Seminar: Structured Numerical Method for Path-Graph Network Optimal Control Problems, 31st March, 1PM

When: Thursday 31st of March, 1PM AEDT

Where: The talk will be partially presented at the Rose Street Seminar area (J04) and partially online via Zoom, RSVP here.

Speaker: Armaghan Zafar

Title: Structured Numerical Method for Path-Graph Network Optimal Control Problems

Abstract:

A structured numerical method will be presented for solving a class of constrained network optimal control problems with discrete-time dynamics arising from the path-graph interconnection of N heterogeneous sub-systems. Structured dynamics of this kind are relevant in the operation of irrigation channels, vehicle platoons, supply chains, and radial power networks.
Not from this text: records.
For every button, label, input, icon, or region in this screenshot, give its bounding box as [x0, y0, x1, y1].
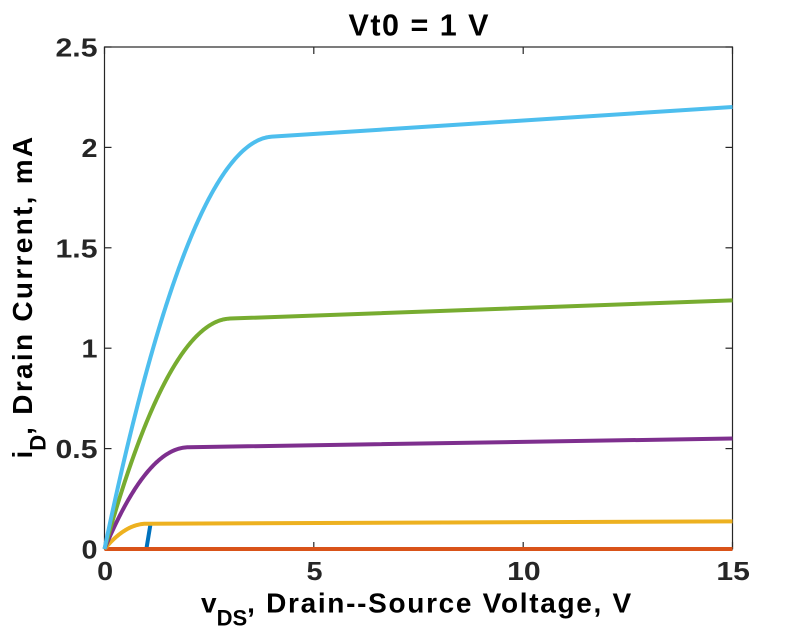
svg-text:0.5: 0.5 — [56, 434, 98, 464]
svg-text:2: 2 — [82, 133, 98, 163]
svg-text:2.5: 2.5 — [56, 33, 98, 63]
svg-text:1.5: 1.5 — [56, 233, 98, 263]
svg-text:0: 0 — [82, 535, 98, 565]
svg-text:0: 0 — [97, 556, 113, 586]
svg-text:1: 1 — [82, 334, 98, 364]
svg-text:10: 10 — [507, 556, 541, 586]
svg-text:Vt0 = 1 V: Vt0 = 1 V — [349, 9, 490, 43]
svg-text:5: 5 — [307, 556, 323, 586]
svg-text:15: 15 — [716, 556, 750, 586]
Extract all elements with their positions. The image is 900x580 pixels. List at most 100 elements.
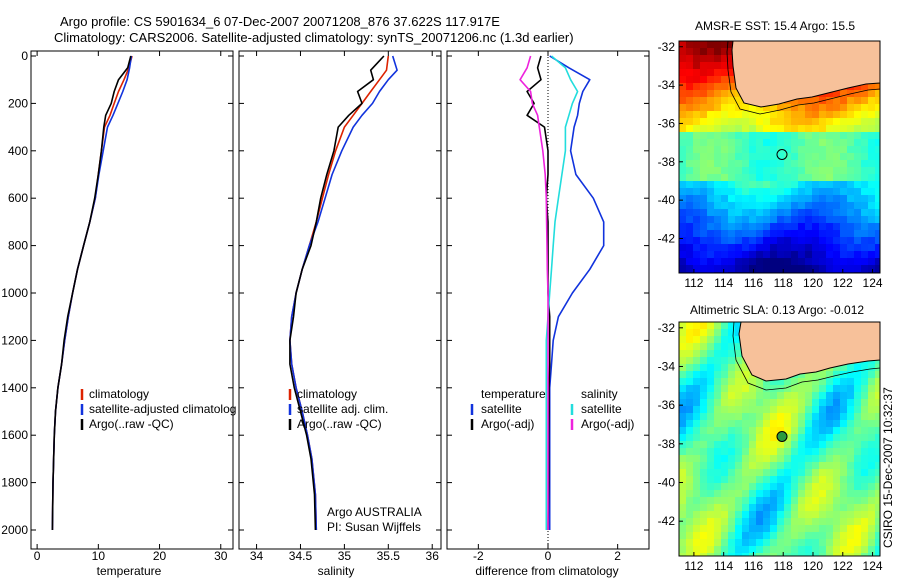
heatmap-cell [847,448,855,456]
heatmap-cell [805,371,813,379]
heatmap-cell [868,525,876,533]
heatmap-cell [812,118,820,126]
heatmap-cell [812,413,820,421]
heatmap-cell [707,258,715,266]
heatmap-cell [875,139,880,147]
heatmap-cell [735,139,743,147]
heatmap-cell [749,406,757,414]
heatmap-cell [707,350,715,358]
heatmap-cell [756,216,764,224]
heatmap-cell [686,41,694,49]
heatmap-cell [756,202,764,210]
heatmap-cell [728,539,736,547]
heatmap-cell [861,209,869,217]
heatmap-cell [840,153,848,161]
heatmap-cell [735,336,743,344]
heatmap-cell [826,174,834,182]
heatmap-cell [854,448,862,456]
heatmap-cell [763,413,771,421]
heatmap-cell [861,406,869,414]
heatmap-cell [714,455,722,463]
heatmap-cell [756,420,764,428]
heatmap-cell [728,385,736,393]
heatmap-cell [714,378,722,386]
heatmap-cell [812,511,820,519]
heatmap-cell [847,511,855,519]
heatmap-cell [798,469,806,477]
heatmap-cell [840,497,848,505]
heatmap-cell [686,258,694,266]
heatmap-cell [777,118,785,126]
heatmap-cell [847,216,855,224]
heatmap-cell [826,392,834,400]
heatmap-cell [805,139,813,147]
heatmap-cell [700,322,708,330]
heatmap-cell [721,55,729,63]
heatmap-cell [875,553,880,556]
heatmap-cell [777,153,785,161]
heatmap-cell [840,174,848,182]
heatmap-cell [805,188,813,196]
heatmap-cell [805,125,813,133]
heatmap-cell [714,525,722,533]
heatmap-cell [735,413,743,421]
heatmap-cell [847,546,855,554]
heatmap-cell [749,111,757,119]
heatmap-cell [875,434,880,442]
heatmap-cell [686,350,694,358]
heatmap-cell [700,160,708,168]
heatmap-cell [875,518,880,526]
heatmap-cell [707,511,715,519]
heatmap-cell [847,223,855,231]
heatmap-cell [840,167,848,175]
heatmap-cell [812,230,820,238]
heatmap-cell [756,546,764,554]
heatmap-cell [784,167,792,175]
heatmap-cell [868,223,876,231]
heatmap-cell [728,427,736,435]
heatmap-cell [840,525,848,533]
heatmap-cell [854,483,862,491]
heatmap-cell [805,251,813,259]
heatmap-cell [840,427,848,435]
heatmap-cell [749,392,757,400]
heatmap-cell [833,132,841,140]
heatmap-cell [686,371,694,379]
heatmap-cell [721,97,729,105]
heatmap-cell [840,118,848,126]
heatmap-cell [826,427,834,435]
heatmap-cell [840,539,848,547]
heatmap-cell [735,160,743,168]
heatmap-cell [791,181,799,189]
heatmap-cell [798,216,806,224]
heatmap-cell [707,167,715,175]
heatmap-cell [777,469,785,477]
heatmap-cell [679,511,687,519]
heatmap-cell [791,434,799,442]
heatmap-cell [791,532,799,540]
heatmap-cell [700,525,708,533]
heatmap-cell [854,546,862,554]
heatmap-cell [784,385,792,393]
heatmap-cell [735,406,743,414]
heatmap-cell [756,539,764,547]
heatmap-cell [868,153,876,161]
sla-longitude-axis: 112 114 116 118 120 122 124 [684,552,883,573]
heatmap-cell [749,469,757,477]
heatmap-cell [854,167,862,175]
heatmap-cell [826,223,834,231]
heatmap-cell [728,504,736,512]
heatmap-cell [791,462,799,470]
sst-map-panel: AMSR-E SST: 15.4 Argo: 15.5 112 114 116 118… [658,19,883,290]
heatmap-cell [679,448,687,456]
heatmap-cell [693,167,701,175]
heatmap-cell [693,364,701,372]
heatmap-cell [679,258,687,266]
heatmap-cell [693,350,701,358]
heatmap-cell [784,399,792,407]
heatmap-cell [819,371,827,379]
heatmap-cell [742,455,750,463]
heatmap-cell [784,146,792,154]
heatmap-cell [861,385,869,393]
heatmap-cell [756,230,764,238]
The size of the optimization problem grows with increase in the number of sub-systems N and the time horizon T. To solve large instances of such problems, involving potentially millions of variables, it is imperative to exploit the special spatio-temporal structure. In this talk, a structured preconditioned conjugate gradient (PCG) based solver is presented for implementing the Newton updates in second-order methods such as primal-dual interior point methods. The arithmetic complexity of each PCG step is O(NT ). The proposed preconditioning involves a fixed number of block Jacobi iterations per PCG step. A decreasing analytic bound on the effective conditioning is given in terms of this number. The associated computations are decomposable across the spatial and temporal dimensions of the optimal control problem, into sub-problems of size independent of N and T. Numerical results are provided for two example systems.

Bio:

Armaghan Zafar received his B.Sc in Electrical Engineering from UET Peshawar, Pakistan in 2013 and M.Sc in Electrical Engineering from NUST Islamabad, Pakistan in 2015. In 2017, he joined the Department of Electrical and Electronic Engineering, the University of Melbourne, Australia to pursue his Doctor of Philosophy (PhD) in Systems, Control and Automation Engineering. He received his PhD degree in July 2021. In January 2022, he joined the Australian Center for Field Robotics, the University of Sydney, Australia as a Postdoctoral Research Associate. His research interests lie in optimal control and convex optimization. He was involved in the development of structured and scalable numerical algorithms for the optimal control of large-scale path-graph networked systems such as automated water irrigation channels. Currently, his research is focused on building methods and theory in persistent monitoring and team orienteering for the observation and control of processes with complex and unstable spreading dynamics such as epidemics and wildfires.